Riga, Latvia

As we spent the beautiful, bright, crisp morning cruising toward Riga, David Barnes, Ron Suny, and Rodney Minott led a panel discussion about the Baltic’s complex political history leading up to the European Union.

Following lunch, it was time to explore the cosmopolitan city of Riga. Founded in 1201, Riga became one of the prominent Hanseatic city ports between Holland and St. Petersburg. Many of the red-brick fortifications and multi-storied merchant- and store-houses of this period survive in Old Town. The newer part of the city has beautiful parks, a large produce market housed in three buildings originally planned as Zeppelin hangers, and streets lined with linden, birch and oak trees.

We also saw the old, decaying KGB building, which led our guide to tell the joke: What is the tallest building in Riga? Answer: The KGB building. Why?
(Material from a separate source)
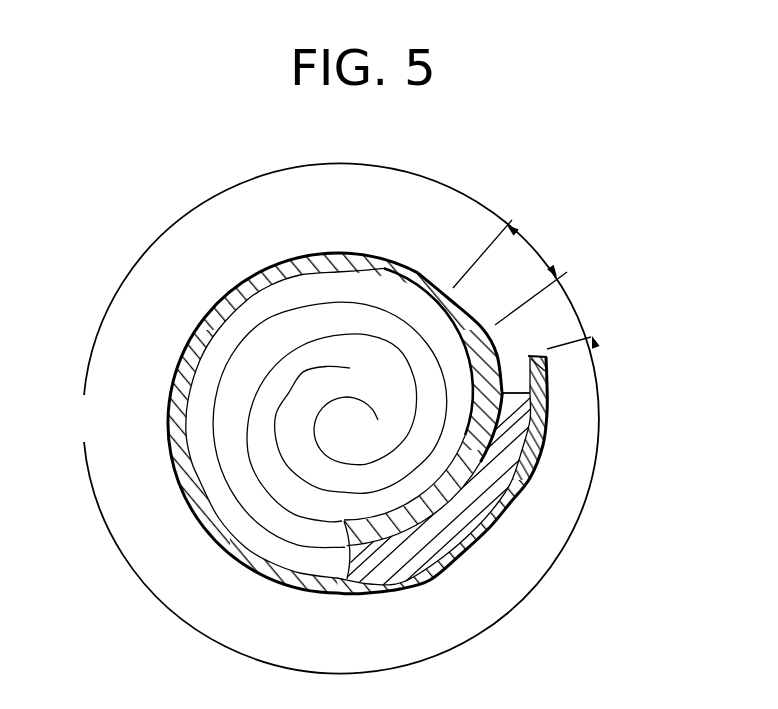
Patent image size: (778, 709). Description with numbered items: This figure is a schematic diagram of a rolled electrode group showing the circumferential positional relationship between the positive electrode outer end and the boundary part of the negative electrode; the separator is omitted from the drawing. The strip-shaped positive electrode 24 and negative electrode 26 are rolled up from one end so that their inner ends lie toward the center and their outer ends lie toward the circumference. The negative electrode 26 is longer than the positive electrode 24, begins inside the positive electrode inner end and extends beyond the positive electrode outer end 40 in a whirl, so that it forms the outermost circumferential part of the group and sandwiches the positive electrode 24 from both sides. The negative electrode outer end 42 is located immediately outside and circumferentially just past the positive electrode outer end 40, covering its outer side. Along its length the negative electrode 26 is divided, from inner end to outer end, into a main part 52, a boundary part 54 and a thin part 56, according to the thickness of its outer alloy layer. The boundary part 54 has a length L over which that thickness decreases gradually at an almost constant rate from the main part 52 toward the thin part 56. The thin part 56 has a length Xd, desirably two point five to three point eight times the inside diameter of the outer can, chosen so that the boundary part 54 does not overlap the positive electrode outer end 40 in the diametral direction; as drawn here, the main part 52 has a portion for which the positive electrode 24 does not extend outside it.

Answer: From the top you can see Siberia. A chilling reminder of the Soviet era.

During the 1930s, Riga was the West’s major post for listening into “the Russian bear” to the east. The city was teaming with a mix of diplomats, traders, and intriguers—earning it the accolade of “the Paris of the east.” Today, this bustling city of 800,000 residents attracts tourists and business interests from around the world.

One of the highlights of the afternoon was an organ recital in St. Mary’s Cathedral, also known as the Dom. The massive 7,618-pipe organ came to life, and we listened enthralled to Bach and other pieces.

As we were finishing our tour of this fascinating city, we happened upon a wedding party crossing the main square. The newlyweds suddenly became an impromptu photo shoot as Lindblad guests transformed into paparazzi.